Following up on last week's post, LSAT Test-Takers Continue To Surge, With 10.7% Increase In Sept/Oct Following June's 19.8%: Law.com, LSAT-Takers Trending Up Following 5-Year Plunge. Why?:
A continuing surge in the number of people taking the Law School Admission Test this year provides another glimmer of hope to law schools that a drought in the applicant pool might be ending.
LSAT numbers have seen modest single-digit gains in the last two testing years, following a five-year decline in which the number of LSAT test-takers dropped by nearly 41 percent.
The trend upward is seen as welcome news for law schools — and the profession — since a bigger pool gives schools better odds for admitting more qualified applicants.
In September, 37,100 people took the LSAT, a 10.7 percent increase over September 2016. And in June, 27,600 people took the LSAT, a 19.8 jump compared with June 2016. The number of people registering for the December LSAT is also up nearly 20 percent compared with last year, said Kellye Testy, president and CEO of the Law School Admission Council Inc., which develops the LSAT.
Law school enrollment has followed the same path as the LSAT numbers, with steady declines for years that have recently stabilized and seen a minor uptick, noted Paul Caron, dean of Pepperdine University School of Law in California and author of the TaxProf Blog.
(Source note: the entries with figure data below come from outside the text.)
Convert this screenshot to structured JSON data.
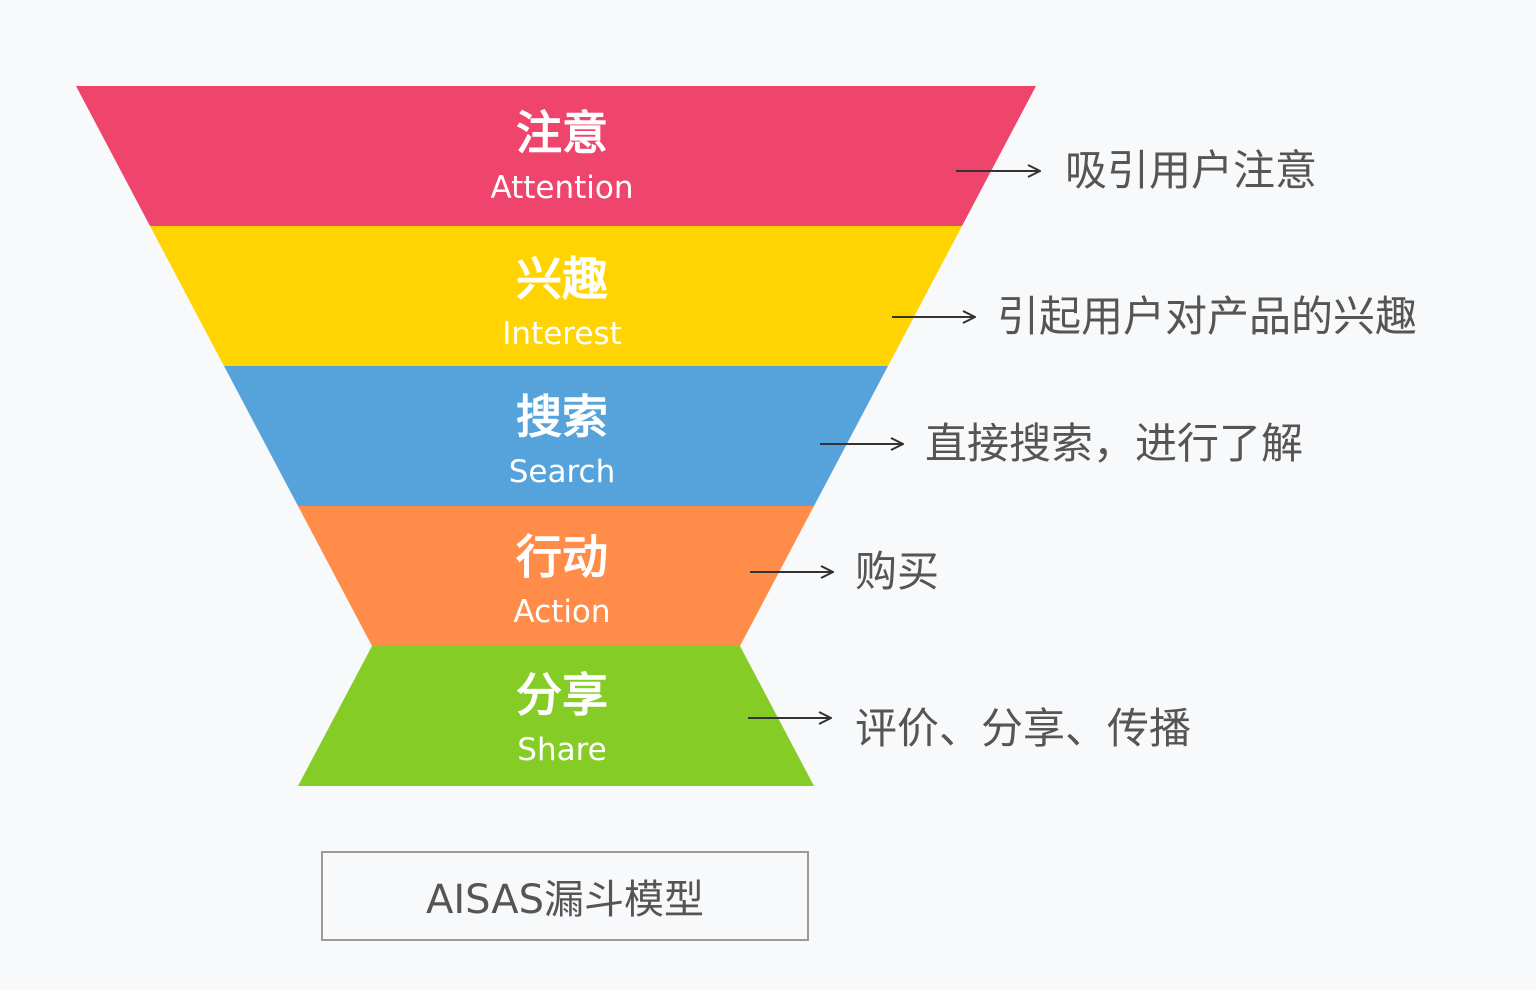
{
  "title": "AISAS漏斗模型",
  "stages": [
    {
      "zh": "注意",
      "en": "Attention",
      "desc": "吸引用户注意",
      "color": "#EF446B"
    },
    {
      "zh": "兴趣",
      "en": "Interest",
      "desc": "引起用户对产品的兴趣",
      "color": "#FFD400"
    },
    {
      "zh": "搜索",
      "en": "Search",
      "desc": "直接搜索，进行了解",
      "color": "#55A3DA"
    },
    {
      "zh": "行动",
      "en": "Action",
      "desc": "购买",
      "color": "#FF8C48"
    },
    {
      "zh": "分享",
      "en": "Share",
      "desc": "评价、分享、传播",
      "color": "#85CC26"
    }
  ]
}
And with the increase comes more selectivity from law schools.
“If the total numbers go up, there will be more of those higher-performing students in the applicant pool, so that’s what law schools are hoping to reach,” Caron said. “I would suspect a smaller increase in enrollments than there are in test-takers. Law schools will return to being more selective.”
June was the first administration of the test since the admission council lifted a cap on the number of times someone can take the LSAT. Previously, test-takers couldn’t sit for the test more than three times during a two-year period. Now it’s unlimited.
Both Caron and Lars Smith, interim dean of the University of Louisville Louis D. Brandeis School of Law, said that they and other law deans have wondered if this year’s increasing LSAT numbers reflect more people re-taking the LSAT, rather than first-time test-takers. ... Testy said that the increases are roughly equal between new test-takers and repeaters.
LSAT data shows there’s a very slight upward trend in the number of repeaters since the rule change went into effect. During this June’s test, 25.5 percent of the test-takers were repeaters, compared to the June 2016 test’s 24.2 percent of repeaters. That’s only a 1.3-point year-over-year increase in the number of June repeaters. ...
It also remains to be seen if LSAT numbers will ever climb to past levels again, given that more law schools are accepting the Graduate Record Examinations as an alternative to the LSAT. ... “I think there’s a bit of renewed spirit in the United States of young people wanting to work for justice, and law school providing that pathway,” [Testy] said. ... Some people have called it a Trump bump. ...
Caron has one more guess for the increases in LSAT test-takers.
“Those five years of declines — I think that was exacerbated by the very negative press that law schools were getting from The New York Times on down. They were doing negative story after negative story on law schools,” Caron said. “Those stories have petered out now.”